Modern Israeli culture, while related linguistically and religiously to an ancient tradition, is a recent phenomenon. The State of Israel has existed only since 1948, but the origins of Israeli culture can be traced to the late 19th-century rise of Zionism, a movement that sought to revolutionize and modernize Jewish life in all its forms, including the cultural realm. Zionism was, among other things, a revolt against the Diasporic Jewish tradition, which from a Zionist perspective emphasized passivity in the face of political, social, and economic challenges as well as a detachment from mainstream European society. Zionist culture sought to upend those tendencies: Zionists wanted to create a modern Western culture that embraced science, technology, and other hallmarks of the modern experience, while promoting an ethos of pioneering and strength—the signs of an active and virile society ready to embrace national challenges. At the core of this cultural revolution stood the revival of Hebrew not as a language of religious study but as the vibrant national tongue Modern Hebrew, as well as cultural products that championed the new pioneering ideals.
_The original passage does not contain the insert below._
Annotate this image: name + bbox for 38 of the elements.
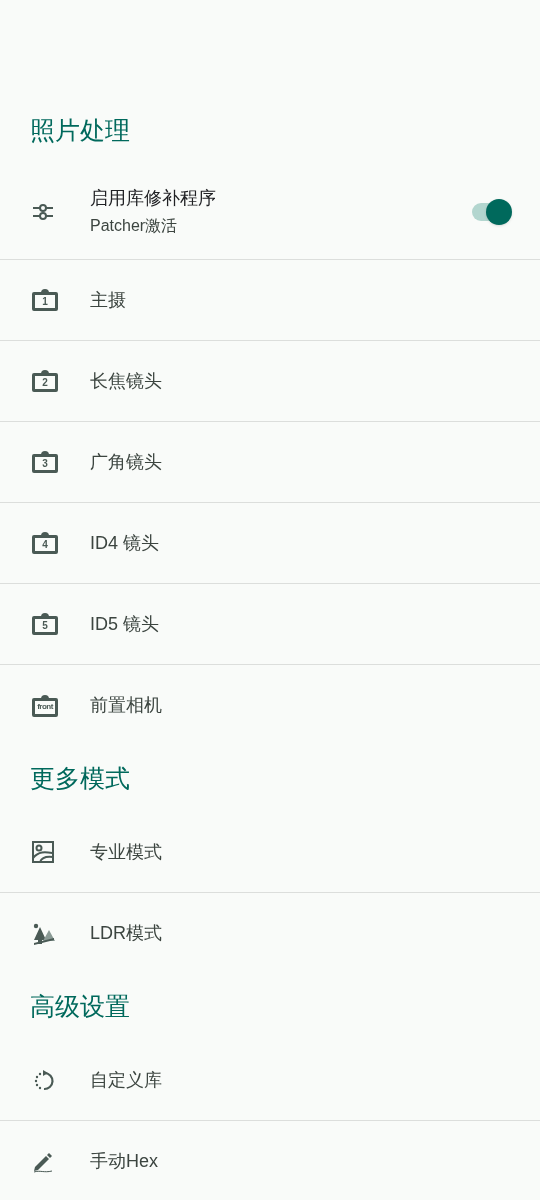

While the culture of secular Ashkenazi Jews dominated the Yishuv (the Jewish community of Palestine up to 1948) and the Israeli state during its first decades, over time Israeli culture came to reflect the country’s many other sub-ethnicities, including Jews from Arab and Muslim countries who came to Israel mainly in the 1950s, as well as local Arabs who remained in Israel after the 1948 war and became Israeli citizens. One of the main characteristics of Israeli culture is thus the tension between the Ashkenazi cultural canon and the other cultures that are part of the Israeli experience. Also, as Israel has shifted over the years from a collectivist, melting-pot ideology to a more market-driven society, more and more cultural products have entered the Israeli public marketplace. So while Israeli culture is young, it is highly dynamic and fertile. It has also been the object of a considerable amount of scholarly inquiry. In this bibliography culture is treated in a rather comprehensive manner to include both cultural products (various works of literature, visual art, and cinema) but also as a system that provides meaning to people’s collective experience through language, space, and shared myths and traditions.

Journals

Several English-language journals cover various aspects of Israeli culture. Hebrew Studies and Prooftexts are dedicated to the entire Hebrew literary tradition, including Modern Hebrew, while Israel Studies is devoted to all aspects of this field (history, sociology, political science, anthropology), including Israeli culture. There are numerous Israeli journals dedicated to various aspects of Israeli culture. Among them Mozna’im is the longest-running journal dedicated to Modern Hebrew literature; Studio: Art Magazine is an Israeli art journal; and Ma’arvon is an Israeli cinema journal.